Cormorant Topples in Bridgewater
Residents in Bridgewater, N.S. are growing increasingly concerned after a former RCN ship docked in the town's harbour tilted over due to heavy ice and snow. The vessel, previously commissioned as HMCS Cormorant, has been sitting in LaHave River with a forty-degree list.
The trouble began a few weeks earlier, when the Canadian Coast Guard said ice and snow collected on the ship's deck, causing it to tilt. And when water found its way into the hold on March 18, the ship started to sink.
"The vessel seems to be sitting on the bottom right now," said Keith Laidlaw, a senior response officer with the Coast Guard. "It hasn't moved through the tide cycles in the last couple of days, so we don't believe it will move anymore, but that is speculation.”

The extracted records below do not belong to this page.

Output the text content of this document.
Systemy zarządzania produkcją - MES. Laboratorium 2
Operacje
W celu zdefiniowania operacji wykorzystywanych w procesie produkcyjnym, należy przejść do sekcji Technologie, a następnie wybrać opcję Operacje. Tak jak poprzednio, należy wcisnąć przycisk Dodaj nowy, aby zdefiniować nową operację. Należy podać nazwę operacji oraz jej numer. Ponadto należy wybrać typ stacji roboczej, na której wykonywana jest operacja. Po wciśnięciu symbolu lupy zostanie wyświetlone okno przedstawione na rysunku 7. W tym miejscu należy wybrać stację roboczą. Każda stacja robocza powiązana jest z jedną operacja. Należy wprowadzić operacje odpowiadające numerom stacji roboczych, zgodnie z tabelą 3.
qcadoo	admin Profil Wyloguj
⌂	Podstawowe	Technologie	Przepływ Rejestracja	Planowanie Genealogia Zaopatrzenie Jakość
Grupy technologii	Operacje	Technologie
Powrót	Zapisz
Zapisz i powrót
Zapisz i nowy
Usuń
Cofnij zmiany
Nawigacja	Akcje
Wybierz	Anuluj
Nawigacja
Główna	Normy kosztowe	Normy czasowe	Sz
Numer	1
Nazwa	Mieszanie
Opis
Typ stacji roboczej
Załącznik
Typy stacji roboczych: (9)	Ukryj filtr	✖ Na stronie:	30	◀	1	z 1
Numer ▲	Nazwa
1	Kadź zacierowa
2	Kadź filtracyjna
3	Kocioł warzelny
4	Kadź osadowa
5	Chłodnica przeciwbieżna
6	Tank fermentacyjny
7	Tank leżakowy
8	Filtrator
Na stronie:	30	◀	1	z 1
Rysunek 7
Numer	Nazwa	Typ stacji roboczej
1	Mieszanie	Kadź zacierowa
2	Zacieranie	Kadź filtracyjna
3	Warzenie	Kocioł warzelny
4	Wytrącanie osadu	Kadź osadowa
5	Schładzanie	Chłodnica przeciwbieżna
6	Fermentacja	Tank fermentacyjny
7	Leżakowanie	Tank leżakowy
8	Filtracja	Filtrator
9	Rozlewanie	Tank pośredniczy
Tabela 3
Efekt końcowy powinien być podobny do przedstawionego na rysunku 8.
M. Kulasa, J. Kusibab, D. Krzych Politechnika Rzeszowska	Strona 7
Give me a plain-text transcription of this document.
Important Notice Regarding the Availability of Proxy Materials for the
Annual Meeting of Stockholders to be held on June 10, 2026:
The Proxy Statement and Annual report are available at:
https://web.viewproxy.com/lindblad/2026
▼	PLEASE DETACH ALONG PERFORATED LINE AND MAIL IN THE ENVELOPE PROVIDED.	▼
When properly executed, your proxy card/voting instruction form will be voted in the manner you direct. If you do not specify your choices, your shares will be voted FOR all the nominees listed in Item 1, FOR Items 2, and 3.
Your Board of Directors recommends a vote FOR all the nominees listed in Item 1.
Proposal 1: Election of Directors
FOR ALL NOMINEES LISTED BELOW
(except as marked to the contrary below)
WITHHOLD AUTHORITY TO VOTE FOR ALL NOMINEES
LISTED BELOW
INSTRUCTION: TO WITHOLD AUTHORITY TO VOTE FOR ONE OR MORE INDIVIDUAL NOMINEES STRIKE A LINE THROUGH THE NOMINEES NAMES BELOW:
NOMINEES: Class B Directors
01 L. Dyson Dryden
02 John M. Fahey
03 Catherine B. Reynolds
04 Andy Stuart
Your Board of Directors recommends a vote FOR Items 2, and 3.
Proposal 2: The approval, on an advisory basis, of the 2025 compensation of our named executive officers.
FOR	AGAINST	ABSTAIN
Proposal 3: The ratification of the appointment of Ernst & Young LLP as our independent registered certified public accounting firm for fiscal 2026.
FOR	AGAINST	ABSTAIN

Locals are concerned that the damage incurred to the vessel could lead to chemicals spilling into the river. The ship contains nearly 200 litres of diesel fuel, as well as some lubrication oil and hydraulic fluids in the main engine crankcases.
What was once a proud part of the Canadian Forces, is now considered an eyesore by Bridgewater residents.
Local fire crews have been called in by the ship's owners to help clean the ice and snow off the deck. The hope was that inspectors could then gain access to the hatches and inspect the ship's hold.
The Coast Guard says that refloating a ship of this size is expected to be a complex and expensive process, which may require special equipment from outside the province.
The ship, which began as an Italian fishing trawler, was involved in several high-profile missions as a Royal Canadian Navy dive tender.
The onboard mini-sub was used to recover the bell from the wreck of the SS Edmund Fitzgerald, which sank in Lake Superior in 1975 after it was hit by a storm. The sub was also used to visit the wreck of the Breadalbane, which was a British merchant barque that was crushed by ice and sank in the Arctic in 1853. Following the disappearance of John Franklin's expedition to the Northwest Passage, the Breadalbane helped to supply the vessels that were searching Arctic waters for Franklin and his crew.
The vessel has changed hands a couple times since its days in the navy, and now belongs to a group of creditors who hope to sell it.